Contributors to this thread:Whitetail Deer
From: Hunt98
16-Aug-23
Is there a way to get rid of Amaranth in an established brassica food plot?
Is there a way to control the Amaranth prior to planting next year?
From: Catscratch
16-Aug-23
Is it Palmer? If it's gly resistant you might try going with Liberty beans next yr.
How big is your plot? Is it small enough you could do some weed pulling by hand?
From: t-roy
16-Aug-23
Like Cat suggested, you could plant Liberty Link beans or better yet, Enlist beans. Other than spot spraying or pulling by hand, I think you’re stuck with them in your brassicas this year.
From: Hunt98
17-Aug-23
The plot is about an acre. I’m not a weed expert. The app, Picture This says it Red Root Pigweed Amaranth. Gly kills it but it generally grew within and more quickly than the brassica.
From: Catscratch
17-Aug-23
If gly kills it you are in luck!!! I'd spend a few hours pulling them by hand or spot spraying. Don't let them go to seed! To be honest I don't worry too much about pigweed. We have the bad kind so a lot of sprays don't phase them, but deer do like them and I do my plot regenerative style so pigweed never really take hold much. I do see one or two occasionally but they never take over. If you are tilling your plots it might be a different story.
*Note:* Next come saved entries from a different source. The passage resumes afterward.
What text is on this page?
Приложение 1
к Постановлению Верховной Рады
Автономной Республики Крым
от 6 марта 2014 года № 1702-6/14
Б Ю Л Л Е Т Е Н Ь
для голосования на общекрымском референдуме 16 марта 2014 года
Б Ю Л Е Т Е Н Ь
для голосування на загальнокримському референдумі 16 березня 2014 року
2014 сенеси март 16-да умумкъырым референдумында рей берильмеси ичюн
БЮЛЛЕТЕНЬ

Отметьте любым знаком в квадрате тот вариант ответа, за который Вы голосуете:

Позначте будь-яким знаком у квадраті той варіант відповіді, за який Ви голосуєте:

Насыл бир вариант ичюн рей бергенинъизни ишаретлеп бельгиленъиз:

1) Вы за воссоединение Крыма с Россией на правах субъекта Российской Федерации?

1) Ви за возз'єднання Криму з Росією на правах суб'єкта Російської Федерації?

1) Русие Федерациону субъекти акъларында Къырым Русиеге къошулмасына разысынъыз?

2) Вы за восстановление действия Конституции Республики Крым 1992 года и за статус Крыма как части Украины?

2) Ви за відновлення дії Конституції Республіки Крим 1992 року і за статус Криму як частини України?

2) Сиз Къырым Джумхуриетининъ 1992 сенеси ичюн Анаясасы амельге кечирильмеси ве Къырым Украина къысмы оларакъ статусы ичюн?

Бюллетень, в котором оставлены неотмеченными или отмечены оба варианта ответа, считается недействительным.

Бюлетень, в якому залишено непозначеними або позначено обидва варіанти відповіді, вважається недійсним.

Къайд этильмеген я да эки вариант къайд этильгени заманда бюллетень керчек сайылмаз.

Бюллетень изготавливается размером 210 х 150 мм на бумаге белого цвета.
If there's a lot of it you could go nuclear and kill the whole plot, with the idea of planting this fall with cereal grains and clovers. You'd loose your brassicas but gain a different crop.
From: Pat Lefemine
17-Aug-23
You have plenty of time to replant brassicas. They are cheap, and easy to grow. If your pigweed is exploding I wouldn’t hesitate to nuke it with glyphosate or Liberty and broadcast fresh brassica seed right over the dying vegetation. I wouldn’t till it since that will likely just pull more pigweed seeds to the surface again. I’ve planted brassicas as late as 9/15.
My 2c.
From: fuzzy
17-Aug-23
Pat is right the amaranths all have tiny seeds with a thick tough coating. Their propagation strategy is for some seeds to lie dormant for months or years until the coating is damaged so they can germinate. (Vetches use a similar strategy ) Tilling will not only bring them to the surface it will activate germination by scarifying the seed coat. Clip, spray, and broadcast the brassica. We used to fight "horse nettle" in pastures that way.